Der andere Italiener hat erfahren, dass unsere Story hier schon längst getwittert oder gefacebookt worden sind.
Inzwischen hat man einen Ersatzlokführer organisiert, aber der darf natürlich noch lange nicht losfahren.
Auftritt ganz wichtiger Oberpolizist.
Der geht ganz langsam einmal um den Zug herum und muss dann auf einen noch wichtigeren Beamten warten. Zum Glück hat sich noch kein Staatsanwalt eingeschaltet, sagt der Zugführer, die brauchen erfahrungsgemäß Stunden, bis sie kommen.
Endlich taucht der ganz wichtige Oberpolizist auf, geht einmal durch den Zug, muss noch irgendeinen Zeugen vernehmen, dann erteilt er die Freigabe, wie es auf behördendeutsch heißt und die Feuerwehr fängt damit an, den ganzen Zinnober wieder abzubauen.

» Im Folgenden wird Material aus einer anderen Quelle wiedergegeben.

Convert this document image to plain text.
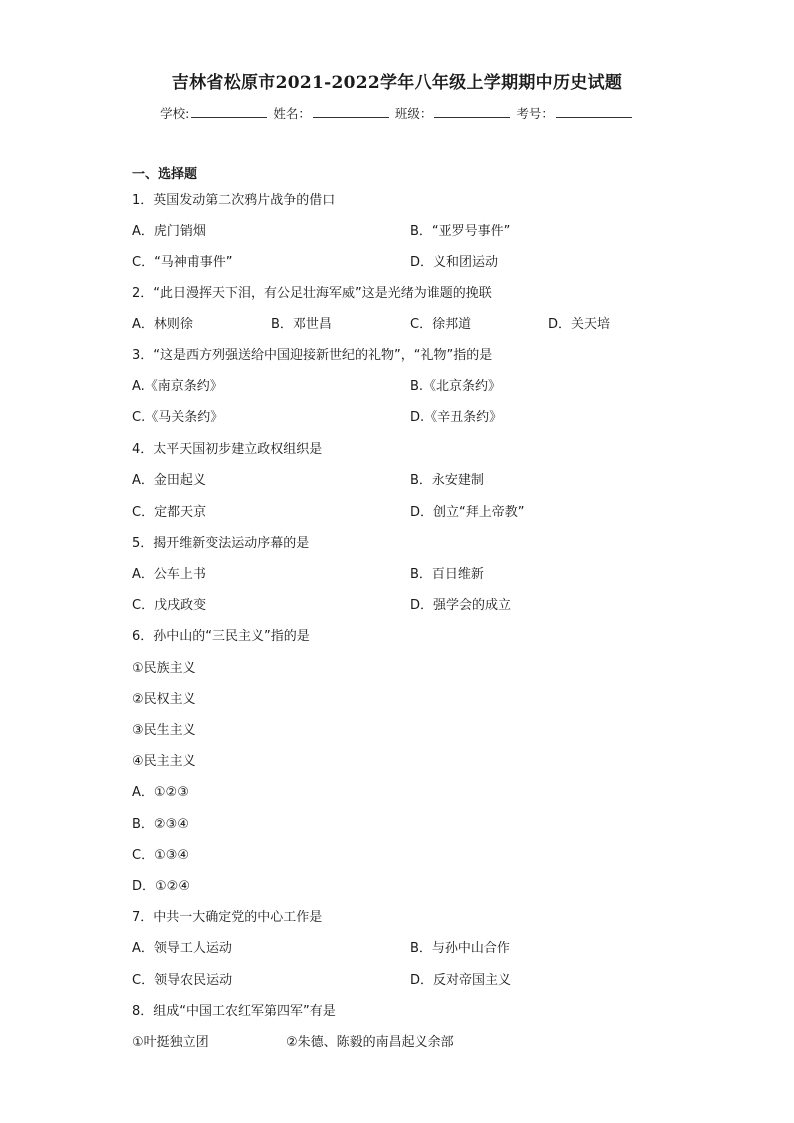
吉林省松原市2021-2022学年八年级上学期期中历史试题
学校:	姓名：	班级：	考号：
一、选择题
1．英国发动第二次鸦片战争的借口
A．虎门销烟	B．“亚罗号事件”
C．“马神甫事件”	D．义和团运动
2．“此日漫挥天下泪，有公足壮海军威”这是光绪为谁题的挽联
A．林则徐	B．邓世昌	C．徐邦道	D．关天培
3．“这是西方列强送给中国迎接新世纪的礼物”，“礼物”指的是
A.《南京条约》	B.《北京条约》
C.《马关条约》	D.《辛丑条约》
4．太平天国初步建立政权组织是
A．金田起义	B．永安建制
C．定都天京	D．创立“拜上帝教”
5．揭开维新变法运动序幕的是
A．公车上书	B．百日维新
C．戊戌政变	D．强学会的成立
6．孙中山的“三民主义”指的是
①民族主义
②民权主义
③民生主义
④民主主义
A．①②③
B．②③④
C．①③④
D．①②④
7．中共一大确定党的中心工作是
A．领导工人运动	B．与孙中山合作
C．领导农民运动	D．反对帝国主义
8．组成“中国工农红军第四军”有是
①叶挺独立团	②朱德、陈毅的南昌起义余部
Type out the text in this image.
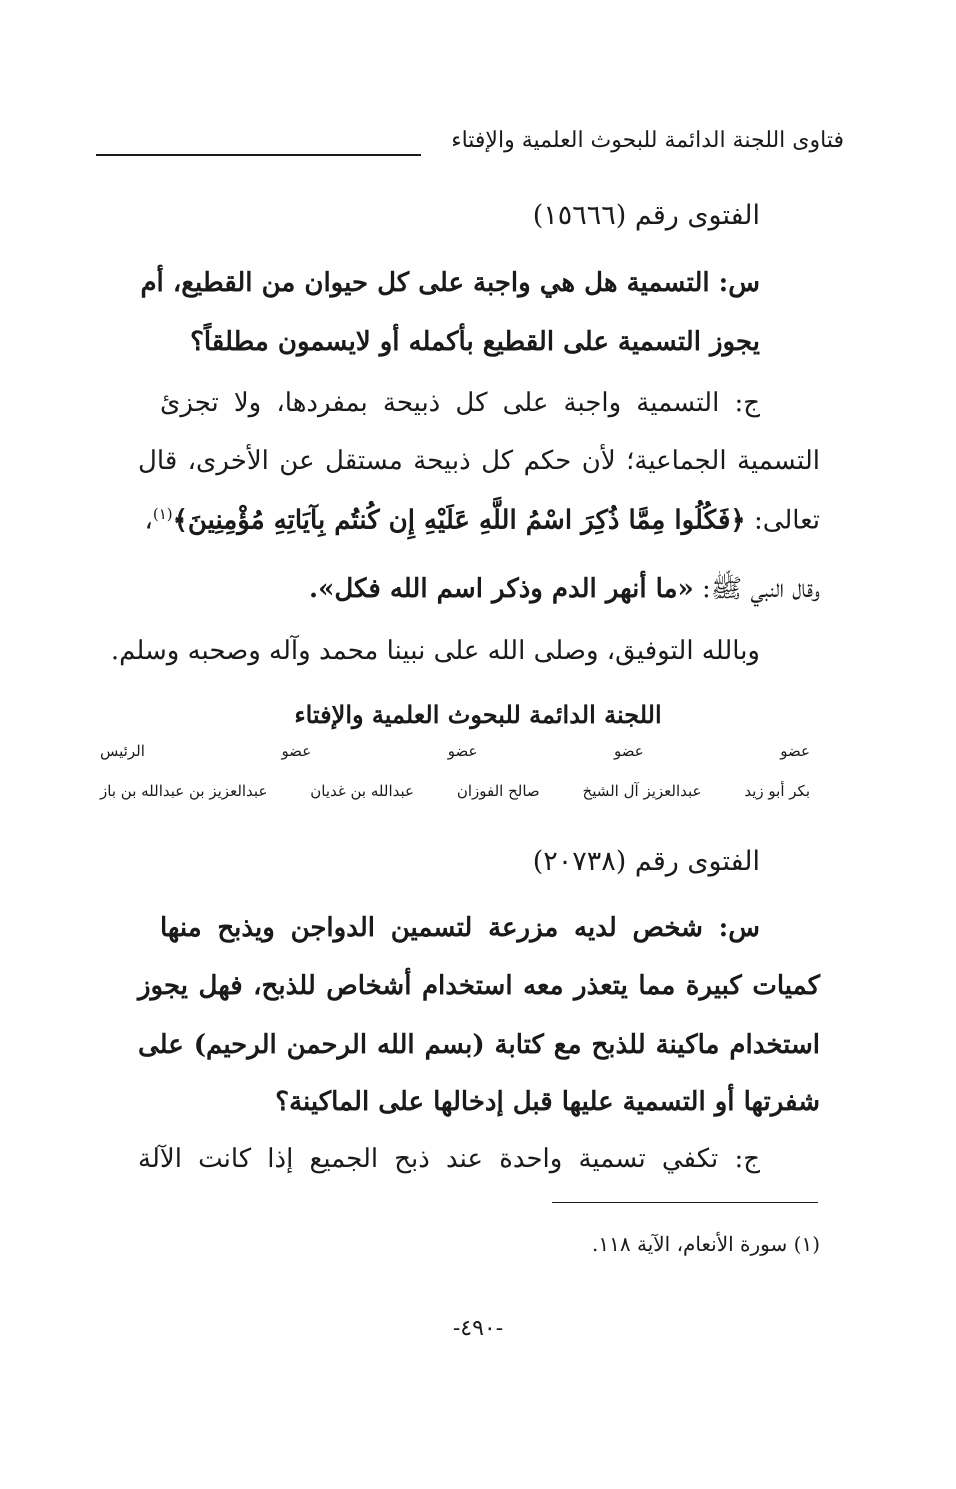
فتاوى اللجنة الدائمة للبحوث العلمية والإفتاء
الفتوى رقم (١٥٦٦٦)
س: التسمية هل هي واجبة على كل حيوان من القطيع، أم
يجوز التسمية على القطيع بأكمله أو لايسمون مطلقاً؟
ج: التسمية واجبة على كل ذبيحة بمفردها، ولا تجزئ
التسمية الجماعية؛ لأن حكم كل ذبيحة مستقل عن الأخرى، قال
تعالى: ﴿فَكُلُوا مِمَّا ذُكِرَ اسْمُ اللَّهِ عَلَيْهِ إِن كُنتُم بِآيَاتِهِ مُؤْمِنِينَ﴾$^{(١)}$،
وقال النبي ﷺ: «ما أنهر الدم وذكر اسم الله فكل».
وبالله التوفيق، وصلى الله على نبينا محمد وآله وصحبه وسلم.
اللجنة الدائمة للبحوث العلمية والإفتاء
الرئيس	عضو	عضو	عضو	عضو
عبدالعزيز بن عبدالله بن باز	عبدالله بن غديان	صالح الفوزان	عبدالعزيز آل الشيخ	بكر أبو زيد
الفتوى رقم (٢٠٧٣٨)
س: شخص لديه مزرعة لتسمين الدواجن ويذبح منها
كميات كبيرة مما يتعذر معه استخدام أشخاص للذبح، فهل يجوز
استخدام ماكينة للذبح مع كتابة (بسم الله الرحمن الرحيم) على
شفرتها أو التسمية عليها قبل إدخالها على الماكينة؟
ج: تكفي تسمية واحدة عند ذبح الجميع إذا كانت الآلة
(١) سورة الأنعام، الآية ١١٨.
-٤٩٠-
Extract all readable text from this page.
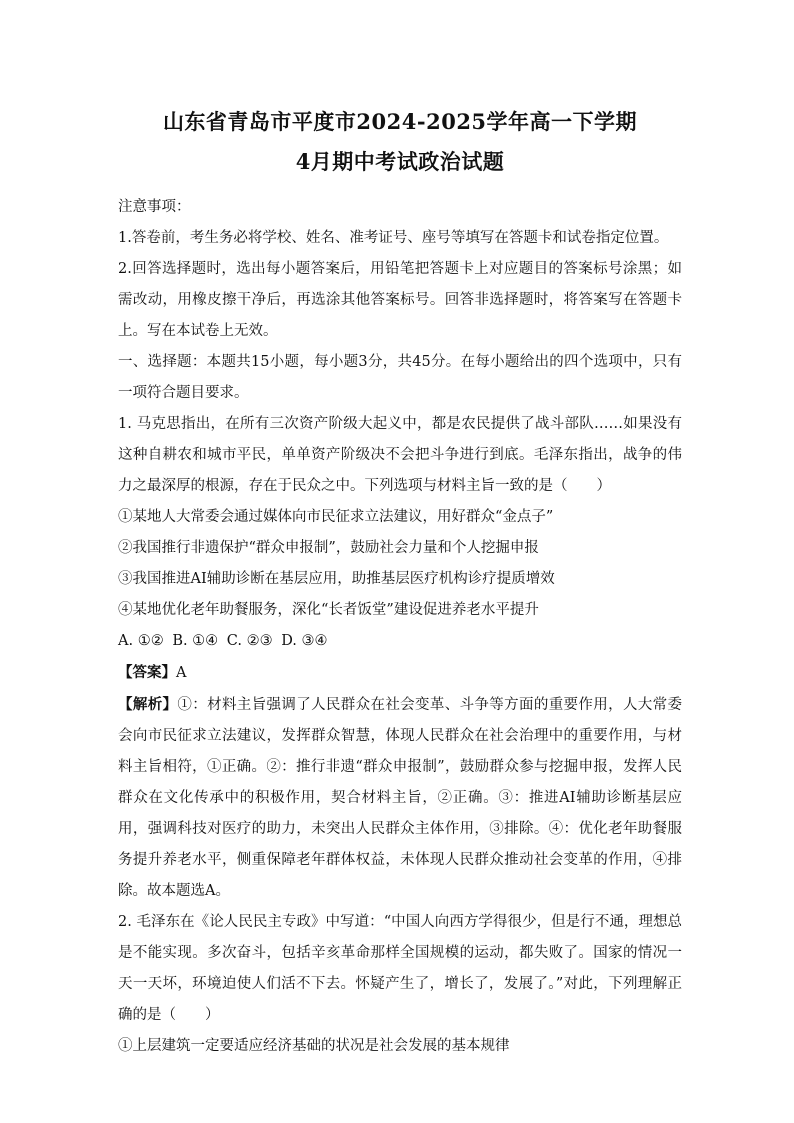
山东省青岛市平度市2024-2025学年高一下学期
4月期中考试政治试题

注意事项：

1.答卷前，考生务必将学校、姓名、准考证号、座号等填写在答题卡和试卷指定位置。

2.回答选择题时，选出每小题答案后，用铅笔把答题卡上对应题目的答案标号涂黑；如需改动，用橡皮擦干净后，再选涂其他答案标号。回答非选择题时，将答案写在答题卡上。写在本试卷上无效。

一、选择题：本题共15小题，每小题3分，共45分。在每小题给出的四个选项中，只有一项符合题目要求。

1. 马克思指出，在所有三次资产阶级大起义中，都是农民提供了战斗部队……如果没有这种自耕农和城市平民，单单资产阶级决不会把斗争进行到底。毛泽东指出，战争的伟力之最深厚的根源，存在于民众之中。下列选项与材料主旨一致的是（　　）

①某地人大常委会通过媒体向市民征求立法建议，用好群众“金点子”

②我国推行非遗保护“群众申报制”，鼓励社会力量和个人挖掘申报

③我国推进AI辅助诊断在基层应用，助推基层医疗机构诊疗提质增效

④某地优化老年助餐服务，深化“长者饭堂”建设促进养老水平提升

A. ①② B. ①④ C. ②③ D. ③④

【答案】A

【解析】①：材料主旨强调了人民群众在社会变革、斗争等方面的重要作用，人大常委会向市民征求立法建议，发挥群众智慧，体现人民群众在社会治理中的重要作用，与材料主旨相符，①正确。②：推行非遗“群众申报制”，鼓励群众参与挖掘申报，发挥人民群众在文化传承中的积极作用，契合材料主旨，②正确。③：推进AI辅助诊断基层应用，强调科技对医疗的助力，未突出人民群众主体作用，③排除。④：优化老年助餐服务提升养老水平，侧重保障老年群体权益，未体现人民群众推动社会变革的作用，④排除。故本题选A。

2. 毛泽东在《论人民民主专政》中写道：“中国人向西方学得很少，但是行不通，理想总是不能实现。多次奋斗，包括辛亥革命那样全国规模的运动，都失败了。国家的情况一天一天坏，环境迫使人们活不下去。怀疑产生了，增长了，发展了。”对此，下列理解正确的是（　　）

①上层建筑一定要适应经济基础的状况是社会发展的基本规律
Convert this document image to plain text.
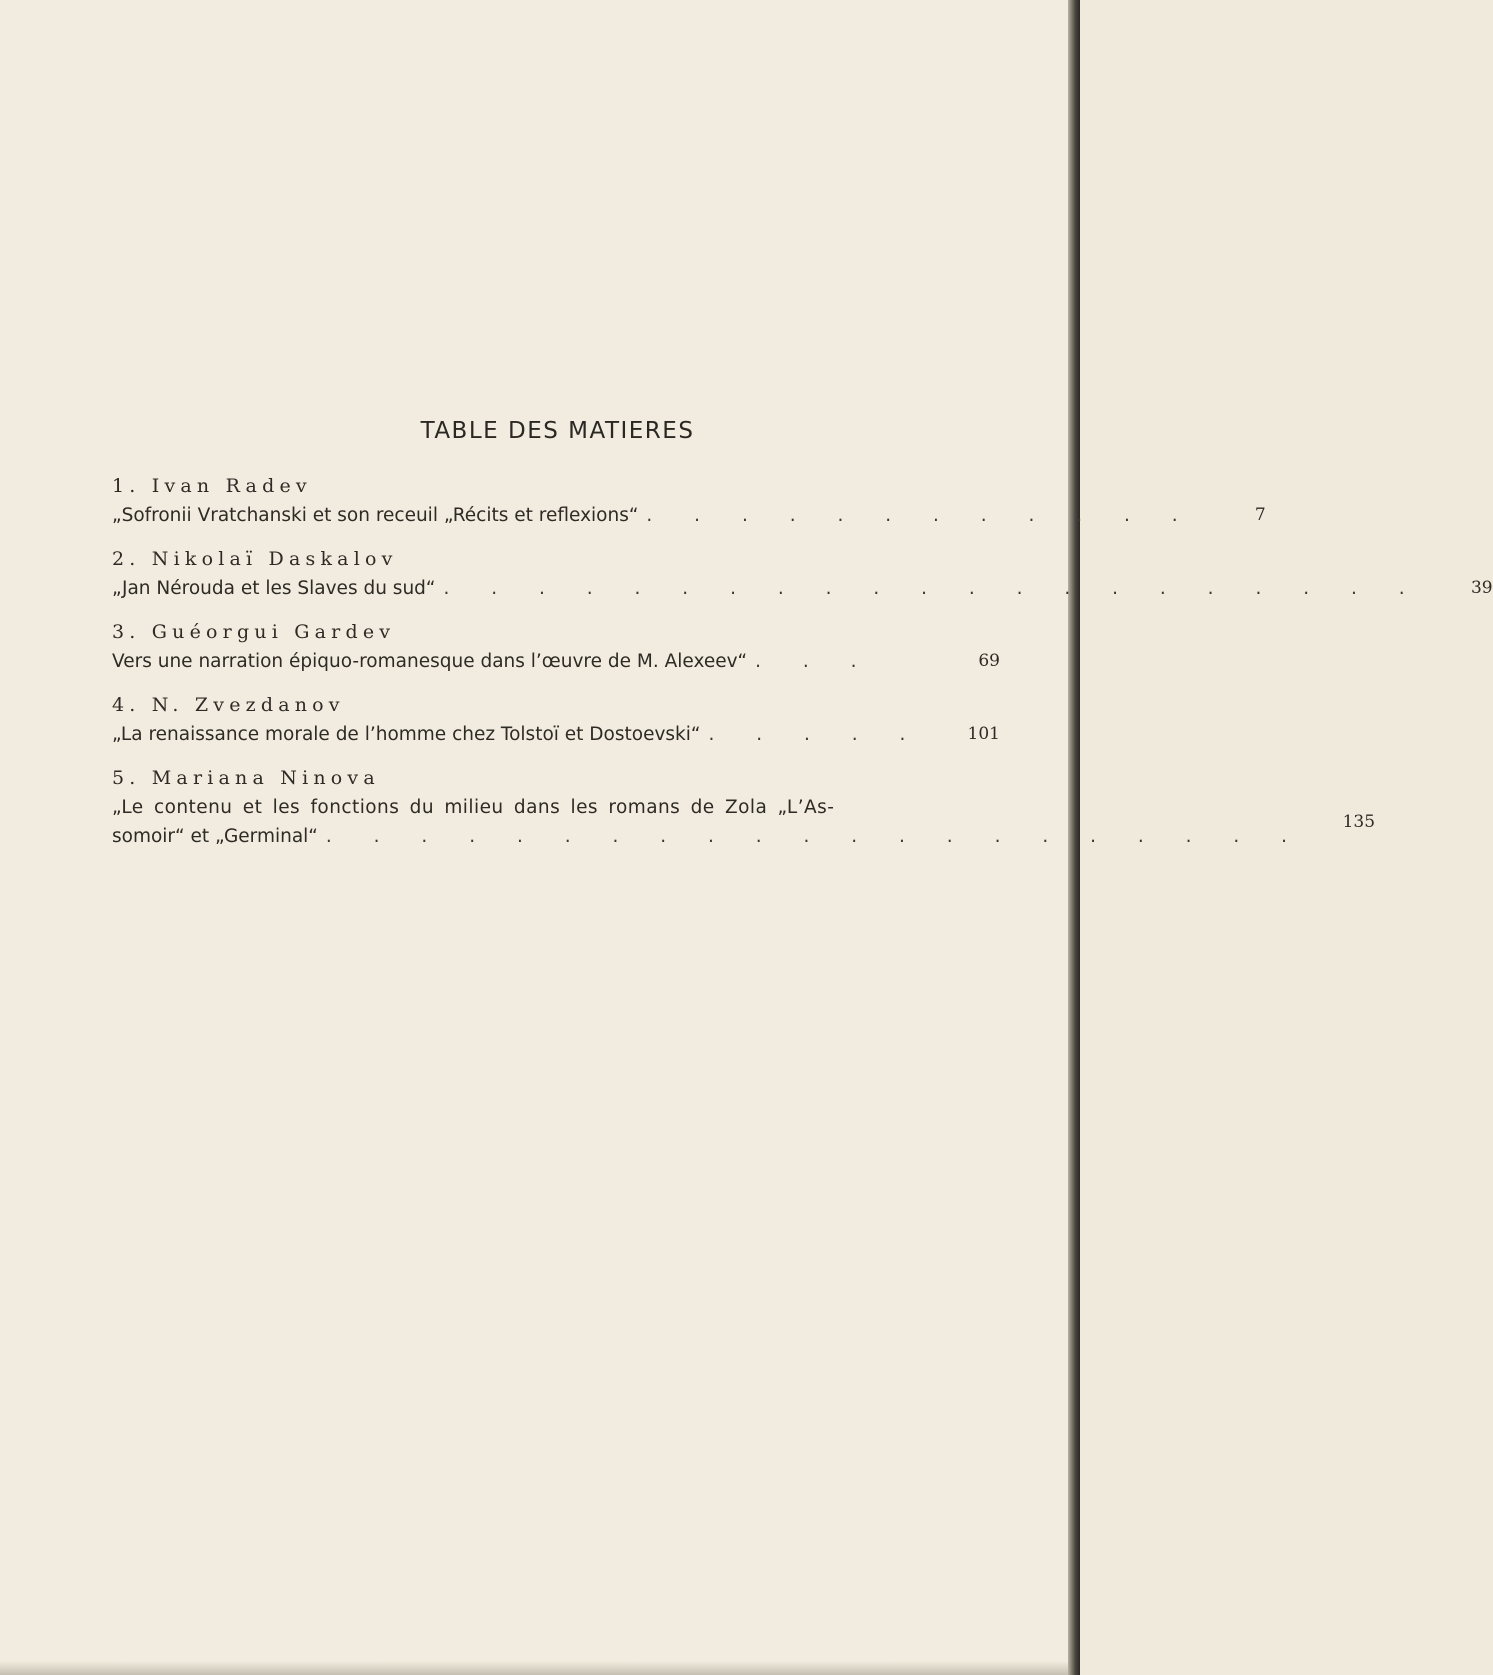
TABLE DES MATIERES
1. Ivan Radev
„Sofronii Vratchanski et son receuil „Récits et reflexions“ . . . . . . . . . . . .	7
2. Nikolaï Daskalov
„Jan Nérouda et les Slaves du sud“ . . . . . . . . . . . . . . . . . . . . .	39
3. Guéorgui Gardev
Vers une narration épiquo-romanesque dans l’œuvre de M. Alexeev“ . . .	69
4. N. Zvezdanov
„La renaissance morale de l’homme chez Tolstoï et Dostoevski“ . . . . .	101
5. Mariana Ninova
„Le contenu et les fonctions du milieu dans les romans de Zola „L’As-
somoir“ et „Germinal“ . . . . . . . . . . . . . . . . . . . . .
135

Zugchef macht seine Durchsage, meine Damen und Herren, in wenigen Minuten…
…als der Zug dann endlich anruckt, gibt’s von den Fahrgästen Applaus.
Mit gut zwei Stunden Verspätung erreichen wir Sankt Anderswo, mein Anschlusszug ist natürlich schon lange weg, aber es geht doch noch einer, und dort begebe ich mich schnurstracks in den Speisewagen und brauche erstmal ein großes Bier.